While the main cause of pollution along this stretch of river is sewage runoff as faecal coliform increases 10 times in the western part of Pune city, other sources include: industrial pollution from chemical industries such as electroplating; agricultural runoff containing fertilisers; and untreated sewage. However, the report also found that when fresh water from sources such as the Ghod river merges with the existing river, it rejuvenates the health of the river to some extent proving that rivers can be rejuvenated and the damage possibly reversed.
In the wake of the report, the Pune district administration is now considering a proposal put forward by Vision Earthcare Private Limited to build five sewage treatment plants (STPs) at five different locations along the Bheema river, also known as the Chandrabhaga river in the holy city of Pandharpur. The STPs will be based on Continuous Advanced Multistage System using Soil Biotechnology (CAMUS-SBT) that was invented by professor H S Shankar, department of chemical engineering, IIT Bombay.

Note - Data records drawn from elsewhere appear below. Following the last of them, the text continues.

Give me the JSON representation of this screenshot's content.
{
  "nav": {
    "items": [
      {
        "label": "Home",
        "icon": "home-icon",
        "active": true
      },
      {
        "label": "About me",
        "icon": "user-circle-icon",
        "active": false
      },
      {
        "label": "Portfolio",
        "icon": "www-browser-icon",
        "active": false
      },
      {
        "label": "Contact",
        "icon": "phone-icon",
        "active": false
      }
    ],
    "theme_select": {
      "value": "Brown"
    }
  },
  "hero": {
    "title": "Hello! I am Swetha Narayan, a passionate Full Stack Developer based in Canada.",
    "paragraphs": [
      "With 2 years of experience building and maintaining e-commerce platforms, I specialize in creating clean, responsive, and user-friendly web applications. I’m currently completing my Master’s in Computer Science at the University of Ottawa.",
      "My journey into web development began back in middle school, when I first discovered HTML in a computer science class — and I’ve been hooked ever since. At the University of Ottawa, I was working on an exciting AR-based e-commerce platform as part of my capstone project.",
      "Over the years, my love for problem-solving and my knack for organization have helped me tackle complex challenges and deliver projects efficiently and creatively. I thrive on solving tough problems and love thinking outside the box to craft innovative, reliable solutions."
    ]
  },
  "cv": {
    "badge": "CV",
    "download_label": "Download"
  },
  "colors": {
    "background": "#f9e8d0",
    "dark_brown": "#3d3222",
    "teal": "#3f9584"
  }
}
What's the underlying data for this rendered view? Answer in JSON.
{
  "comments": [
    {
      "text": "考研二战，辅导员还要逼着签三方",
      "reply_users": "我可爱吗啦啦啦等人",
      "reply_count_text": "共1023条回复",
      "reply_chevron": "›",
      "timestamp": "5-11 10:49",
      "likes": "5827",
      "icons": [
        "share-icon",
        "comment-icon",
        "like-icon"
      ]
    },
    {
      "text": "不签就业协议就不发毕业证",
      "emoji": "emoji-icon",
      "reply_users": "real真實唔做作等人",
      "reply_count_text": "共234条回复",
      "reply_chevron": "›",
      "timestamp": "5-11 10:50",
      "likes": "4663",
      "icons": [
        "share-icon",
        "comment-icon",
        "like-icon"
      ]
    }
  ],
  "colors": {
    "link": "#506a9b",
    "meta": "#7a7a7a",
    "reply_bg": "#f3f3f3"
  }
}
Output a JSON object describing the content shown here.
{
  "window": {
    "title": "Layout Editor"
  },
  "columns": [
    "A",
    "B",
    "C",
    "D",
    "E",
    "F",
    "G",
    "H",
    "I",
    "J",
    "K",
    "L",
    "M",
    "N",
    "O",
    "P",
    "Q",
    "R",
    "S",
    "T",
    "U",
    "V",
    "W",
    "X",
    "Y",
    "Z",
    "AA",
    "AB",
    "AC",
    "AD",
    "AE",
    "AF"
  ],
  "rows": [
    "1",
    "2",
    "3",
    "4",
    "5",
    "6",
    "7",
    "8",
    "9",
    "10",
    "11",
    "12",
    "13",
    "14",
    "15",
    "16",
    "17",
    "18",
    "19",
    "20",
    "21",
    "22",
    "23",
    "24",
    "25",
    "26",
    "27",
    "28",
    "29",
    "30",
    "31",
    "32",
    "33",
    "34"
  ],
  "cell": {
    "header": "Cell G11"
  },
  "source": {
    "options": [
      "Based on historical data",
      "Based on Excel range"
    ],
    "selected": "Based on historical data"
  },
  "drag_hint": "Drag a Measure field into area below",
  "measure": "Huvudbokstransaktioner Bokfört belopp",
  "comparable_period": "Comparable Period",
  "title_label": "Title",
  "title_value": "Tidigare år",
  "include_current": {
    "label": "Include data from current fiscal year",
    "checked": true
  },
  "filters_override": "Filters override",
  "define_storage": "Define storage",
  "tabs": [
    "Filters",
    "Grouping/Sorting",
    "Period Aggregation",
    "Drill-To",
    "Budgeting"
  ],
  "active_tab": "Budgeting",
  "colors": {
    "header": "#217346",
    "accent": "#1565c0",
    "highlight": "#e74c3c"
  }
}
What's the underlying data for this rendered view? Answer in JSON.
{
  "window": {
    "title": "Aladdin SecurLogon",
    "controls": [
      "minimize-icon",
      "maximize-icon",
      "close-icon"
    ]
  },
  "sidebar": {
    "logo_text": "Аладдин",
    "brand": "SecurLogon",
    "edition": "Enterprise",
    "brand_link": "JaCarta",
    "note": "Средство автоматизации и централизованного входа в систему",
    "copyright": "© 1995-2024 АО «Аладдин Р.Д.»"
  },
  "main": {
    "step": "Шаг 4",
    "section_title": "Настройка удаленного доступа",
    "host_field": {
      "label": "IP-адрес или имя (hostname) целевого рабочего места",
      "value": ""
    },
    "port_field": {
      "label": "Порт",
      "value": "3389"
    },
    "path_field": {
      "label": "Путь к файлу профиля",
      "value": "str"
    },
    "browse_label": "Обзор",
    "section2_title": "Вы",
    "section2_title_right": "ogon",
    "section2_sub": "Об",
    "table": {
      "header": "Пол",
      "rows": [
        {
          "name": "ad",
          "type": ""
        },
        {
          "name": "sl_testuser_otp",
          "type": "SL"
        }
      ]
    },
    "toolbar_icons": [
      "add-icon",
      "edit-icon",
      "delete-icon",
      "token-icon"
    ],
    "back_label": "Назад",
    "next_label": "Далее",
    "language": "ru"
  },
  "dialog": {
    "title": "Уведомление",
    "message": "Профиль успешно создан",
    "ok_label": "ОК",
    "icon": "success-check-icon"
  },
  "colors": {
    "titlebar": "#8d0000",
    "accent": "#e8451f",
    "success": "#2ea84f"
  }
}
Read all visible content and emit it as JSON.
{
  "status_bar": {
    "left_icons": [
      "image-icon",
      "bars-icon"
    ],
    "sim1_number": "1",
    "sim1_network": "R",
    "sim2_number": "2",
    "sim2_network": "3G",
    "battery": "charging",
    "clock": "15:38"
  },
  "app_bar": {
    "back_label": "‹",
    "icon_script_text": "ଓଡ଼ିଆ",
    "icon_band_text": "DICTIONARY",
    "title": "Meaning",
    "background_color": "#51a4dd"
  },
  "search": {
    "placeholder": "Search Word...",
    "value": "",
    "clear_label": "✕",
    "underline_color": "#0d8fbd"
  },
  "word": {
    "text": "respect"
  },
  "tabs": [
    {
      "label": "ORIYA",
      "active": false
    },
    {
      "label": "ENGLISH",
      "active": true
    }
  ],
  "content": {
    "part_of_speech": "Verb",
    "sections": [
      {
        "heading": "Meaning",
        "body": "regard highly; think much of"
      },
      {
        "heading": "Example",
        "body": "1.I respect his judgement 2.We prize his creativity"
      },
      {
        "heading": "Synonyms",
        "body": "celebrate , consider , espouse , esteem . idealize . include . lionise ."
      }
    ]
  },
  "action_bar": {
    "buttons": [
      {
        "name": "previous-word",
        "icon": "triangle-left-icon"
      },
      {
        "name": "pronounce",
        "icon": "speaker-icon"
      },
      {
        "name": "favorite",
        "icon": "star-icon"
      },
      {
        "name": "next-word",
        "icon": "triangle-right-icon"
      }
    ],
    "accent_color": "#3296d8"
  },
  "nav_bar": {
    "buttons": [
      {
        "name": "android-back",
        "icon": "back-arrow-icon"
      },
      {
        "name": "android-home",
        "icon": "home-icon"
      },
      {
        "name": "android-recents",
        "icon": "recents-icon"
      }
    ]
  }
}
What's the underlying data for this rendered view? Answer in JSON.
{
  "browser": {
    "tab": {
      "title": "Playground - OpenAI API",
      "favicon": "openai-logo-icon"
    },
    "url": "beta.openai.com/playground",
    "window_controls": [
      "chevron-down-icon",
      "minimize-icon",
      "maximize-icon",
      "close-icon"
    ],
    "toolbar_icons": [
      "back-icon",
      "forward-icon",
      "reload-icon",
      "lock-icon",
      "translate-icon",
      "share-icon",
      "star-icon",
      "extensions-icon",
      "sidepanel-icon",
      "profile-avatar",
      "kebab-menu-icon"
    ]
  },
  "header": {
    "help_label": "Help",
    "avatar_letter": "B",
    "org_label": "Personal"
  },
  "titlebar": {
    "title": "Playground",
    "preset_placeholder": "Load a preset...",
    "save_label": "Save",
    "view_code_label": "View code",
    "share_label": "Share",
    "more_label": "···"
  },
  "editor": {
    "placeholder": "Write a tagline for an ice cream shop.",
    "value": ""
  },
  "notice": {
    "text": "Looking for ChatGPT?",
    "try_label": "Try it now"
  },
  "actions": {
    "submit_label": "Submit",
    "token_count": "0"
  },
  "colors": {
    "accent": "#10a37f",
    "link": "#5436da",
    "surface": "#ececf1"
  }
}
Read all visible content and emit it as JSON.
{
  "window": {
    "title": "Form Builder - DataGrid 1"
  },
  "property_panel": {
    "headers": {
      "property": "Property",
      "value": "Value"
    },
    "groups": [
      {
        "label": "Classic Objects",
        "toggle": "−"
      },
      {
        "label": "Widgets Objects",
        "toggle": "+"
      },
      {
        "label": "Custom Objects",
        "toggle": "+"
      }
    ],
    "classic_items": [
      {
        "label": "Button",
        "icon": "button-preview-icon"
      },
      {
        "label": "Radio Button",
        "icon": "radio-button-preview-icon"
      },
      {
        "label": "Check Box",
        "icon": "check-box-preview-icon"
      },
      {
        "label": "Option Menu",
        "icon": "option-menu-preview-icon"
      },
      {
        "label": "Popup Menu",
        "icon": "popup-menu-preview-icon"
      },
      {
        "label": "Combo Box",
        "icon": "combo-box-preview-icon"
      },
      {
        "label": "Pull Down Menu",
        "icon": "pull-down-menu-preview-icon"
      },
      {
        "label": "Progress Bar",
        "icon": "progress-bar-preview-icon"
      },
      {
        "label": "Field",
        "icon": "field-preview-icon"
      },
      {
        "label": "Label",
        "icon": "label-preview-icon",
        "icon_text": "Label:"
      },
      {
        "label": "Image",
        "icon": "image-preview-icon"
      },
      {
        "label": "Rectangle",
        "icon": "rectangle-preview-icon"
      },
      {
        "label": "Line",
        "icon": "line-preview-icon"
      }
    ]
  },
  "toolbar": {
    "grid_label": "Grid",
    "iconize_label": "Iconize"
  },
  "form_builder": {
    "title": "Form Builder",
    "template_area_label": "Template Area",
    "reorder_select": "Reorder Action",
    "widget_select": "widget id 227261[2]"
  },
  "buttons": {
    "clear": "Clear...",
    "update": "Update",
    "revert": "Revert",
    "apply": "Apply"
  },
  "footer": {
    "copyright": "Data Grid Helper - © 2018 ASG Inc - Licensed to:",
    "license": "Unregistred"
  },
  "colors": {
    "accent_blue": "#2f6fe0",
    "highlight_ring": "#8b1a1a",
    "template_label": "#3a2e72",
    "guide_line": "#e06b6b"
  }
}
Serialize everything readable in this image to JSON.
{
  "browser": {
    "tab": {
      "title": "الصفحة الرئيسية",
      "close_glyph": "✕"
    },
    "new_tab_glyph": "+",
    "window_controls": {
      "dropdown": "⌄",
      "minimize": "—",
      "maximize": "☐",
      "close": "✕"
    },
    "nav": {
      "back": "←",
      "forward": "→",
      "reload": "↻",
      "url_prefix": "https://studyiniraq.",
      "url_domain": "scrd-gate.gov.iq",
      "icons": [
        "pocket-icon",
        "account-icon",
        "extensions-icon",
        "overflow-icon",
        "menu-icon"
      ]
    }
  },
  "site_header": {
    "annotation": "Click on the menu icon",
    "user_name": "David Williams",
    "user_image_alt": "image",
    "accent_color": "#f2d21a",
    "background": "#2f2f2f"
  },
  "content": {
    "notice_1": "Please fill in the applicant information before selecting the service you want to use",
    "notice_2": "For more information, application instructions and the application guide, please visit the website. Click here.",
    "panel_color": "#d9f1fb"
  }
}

Dr Chandrashekhar, director and CEO, Vision Earthcare, said, “The plants could be commissioned within a year when we get the approval. The STPs will not only ensure that the sewage water is treated but also that the treated water is potable and can be used for multiple purposes. It is not just about rejuvenating the river but also about reversing the damage caused to the health of the residents of all the villages downhill who use the same river as a source of drinking water. A lot of waterborne ailments can be controlled once the water is treated effectively.”
Ayush Prasad, chief executive officer, Pune zilla parishad, said, “Along with this, we are also in talks for public consultancy with the villages. This is a proposal which will need approval from multiple authorities. Once approved, we can take it up along with multiple authorities.”